AMP under pressure over claims allegations

By Adrian Flores
 — 1 minute read

AMP denies accusations it has been intentionally delaying the payout of life insurance claims after two customers went public about their experiences.

A report from ABC current affairs program 7.30 this week revealed the stories of two AMP customers who have been waiting years for responses around their total and permanent disablement (TPD) claims.

One customer’s claim was approved by AMP last month after a five-year wait, while another is waiting on an outcome two-and-a-half years after the initial claim.


An AMP spokesperson told InvestorDaily that the company is “very sorry for the challenges being faced by these customers”.

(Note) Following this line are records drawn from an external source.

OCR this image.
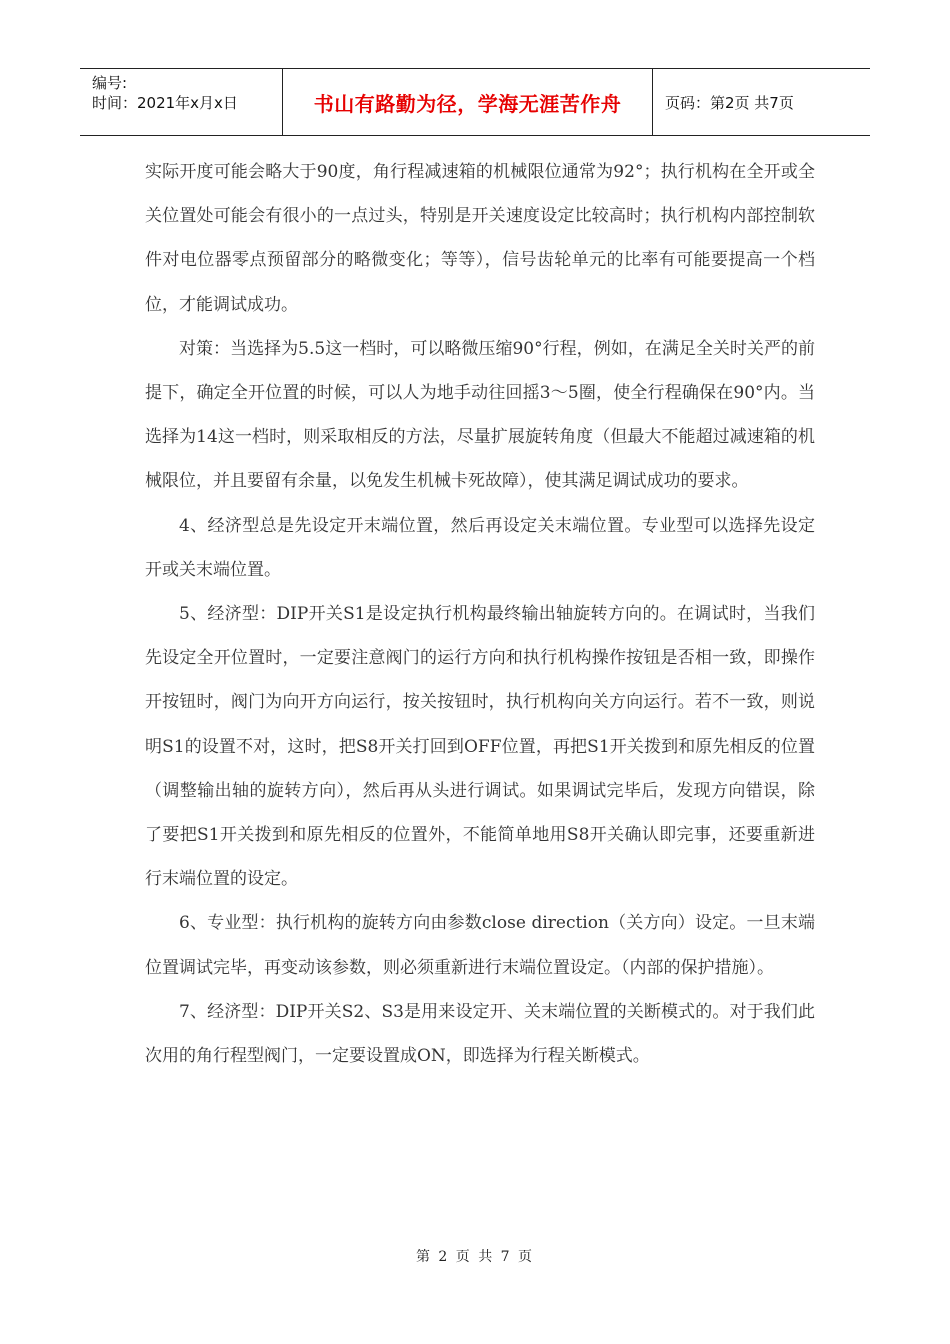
编号:
时间：2021年x月x日	书山有路勤为径，学海无涯苦作舟	页码：第2页 共7页

实际开度可能会略大于90度，角行程减速箱的机械限位通常为92°；执行机构在全开或全关位置处可能会有很小的一点过头，特别是开关速度设定比较高时；执行机构内部控制软件对电位器零点预留部分的略微变化；等等），信号齿轮单元的比率有可能要提高一个档位，才能调试成功。

对策：当选择为5.5这一档时，可以略微压缩90°行程，例如，在满足全关时关严的前提下，确定全开位置的时候，可以人为地手动往回摇3～5圈，使全行程确保在90°内。当选择为14这一档时，则采取相反的方法，尽量扩展旋转角度（但最大不能超过减速箱的机械限位，并且要留有余量，以免发生机械卡死故障），使其满足调试成功的要求。

4、经济型总是先设定开末端位置，然后再设定关末端位置。专业型可以选择先设定开或关末端位置。

5、经济型：DIP开关S1是设定执行机构最终输出轴旋转方向的。在调试时，当我们先设定全开位置时，一定要注意阀门的运行方向和执行机构操作按钮是否相一致，即操作开按钮时，阀门为向开方向运行，按关按钮时，执行机构向关方向运行。若不一致，则说明S1的设置不对，这时，把S8开关打回到OFF位置，再把S1开关拨到和原先相反的位置（调整输出轴的旋转方向），然后再从头进行调试。如果调试完毕后，发现方向错误，除了要把S1开关拨到和原先相反的位置外，不能简单地用S8开关确认即完事，还要重新进行末端位置的设定。

6、专业型：执行机构的旋转方向由参数close direction（关方向）设定。一旦末端位置调试完毕，再变动该参数，则必须重新进行末端位置设定。（内部的保护措施）。

7、经济型：DIP开关S2、S3是用来设定开、关末端位置的关断模式的。对于我们此次用的角行程型阀门，一定要设置成ON，即选择为行程关断模式。

第 2 页 共 7 页
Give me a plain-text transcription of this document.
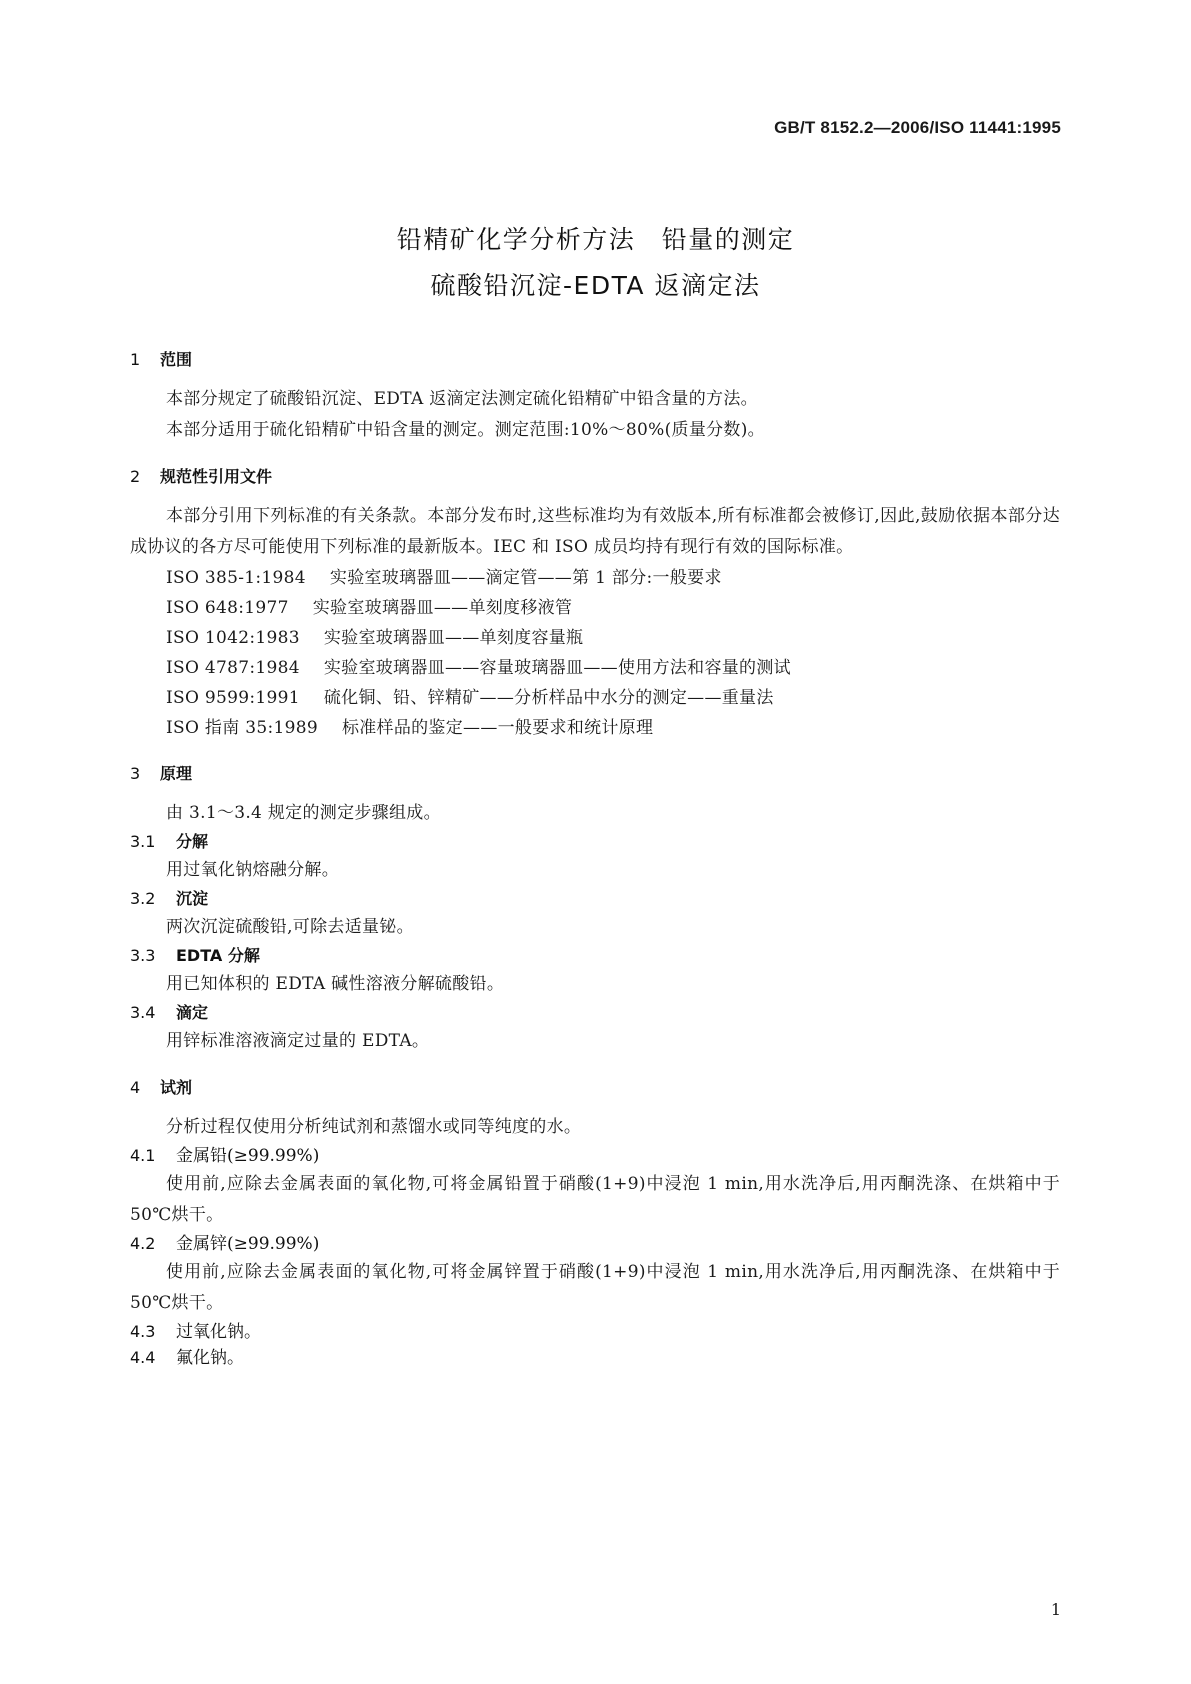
GB/T 8152.2—2006/ISO 11441:1995
铅精矿化学分析方法　铅量的测定
硫酸铅沉淀-EDTA 返滴定法
1 范围
本部分规定了硫酸铅沉淀、EDTA 返滴定法测定硫化铅精矿中铅含量的方法。
本部分适用于硫化铅精矿中铅含量的测定。测定范围:10%～80%(质量分数)。
2 规范性引用文件
本部分引用下列标准的有关条款。本部分发布时,这些标准均为有效版本,所有标准都会被修订,因此,鼓励依据本部分达成协议的各方尽可能使用下列标准的最新版本。IEC 和 ISO 成员均持有现行有效的国际标准。
ISO 385-1:1984 实验室玻璃器皿——滴定管——第 1 部分:一般要求
ISO 648:1977 实验室玻璃器皿——单刻度移液管
ISO 1042:1983 实验室玻璃器皿——单刻度容量瓶
ISO 4787:1984 实验室玻璃器皿——容量玻璃器皿——使用方法和容量的测试
ISO 9599:1991 硫化铜、铅、锌精矿——分析样品中水分的测定——重量法
ISO 指南 35:1989 标准样品的鉴定——一般要求和统计原理
3 原理
由 3.1～3.4 规定的测定步骤组成。
3.1 分解
用过氧化钠熔融分解。
3.2 沉淀
两次沉淀硫酸铅,可除去适量铋。
3.3 EDTA 分解
用已知体积的 EDTA 碱性溶液分解硫酸铅。
3.4 滴定
用锌标准溶液滴定过量的 EDTA。
4 试剂
分析过程仅使用分析纯试剂和蒸馏水或同等纯度的水。
4.1 金属铅(≥99.99%)
使用前,应除去金属表面的氧化物,可将金属铅置于硝酸(1+9)中浸泡 1 min,用水洗净后,用丙酮洗涤、在烘箱中于 50℃烘干。
4.2 金属锌(≥99.99%)
使用前,应除去金属表面的氧化物,可将金属锌置于硝酸(1+9)中浸泡 1 min,用水洗净后,用丙酮洗涤、在烘箱中于 50℃烘干。
4.3 过氧化钠。
4.4 氟化钠。
1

“Making a decision that a customer can never work again is significant and very complex and while this does take time, we acknowledge that these two claims have not been assessed in a sufficiently timely manner,” the spokesperson said.

But AMP also said it strongly rejects any suggestion it is deliberately delaying claims decisions or doctor shopping.

“In the insurance business, our claims team has been focusing on making improvements to claim management, particularly around our response times for decisions,” the spokesperson said.

“Last year alone, we paid around 11,000 customers more than $1 billion in claims – and more than 1,000 of these were TPD customers.

“But we know we have more work to do and we are striving to improve how we help and support our customers during some of their most difficult times.”

Tasmanian Private Wealth Advisers principal Mervin Reed said a large chunk of the life insurance industry is owned by banks who have never really understood the life insurance business.

He said the banks have "done their best to reduce this once proud industry to a limited selection of not very great product", and are "now held in disdain by the public".

"If you can't fix up your claim system and pay claims, notwithstanding your company is bleeding to death on the claims side of the ledger, then you shouldn't be in the industry," Mr Mervin said.

"It's a bit too late when the claims arrive and you don't have any money. It will be very, very unlikely that the government will bail any life insurer out."

Earlier this year, AMP announced a 2016 full-year net loss of $344 million.

Commenting on the result, AMP chief executive Craig Meller pointed to action taken in late 2016 to "reset and stablise our business".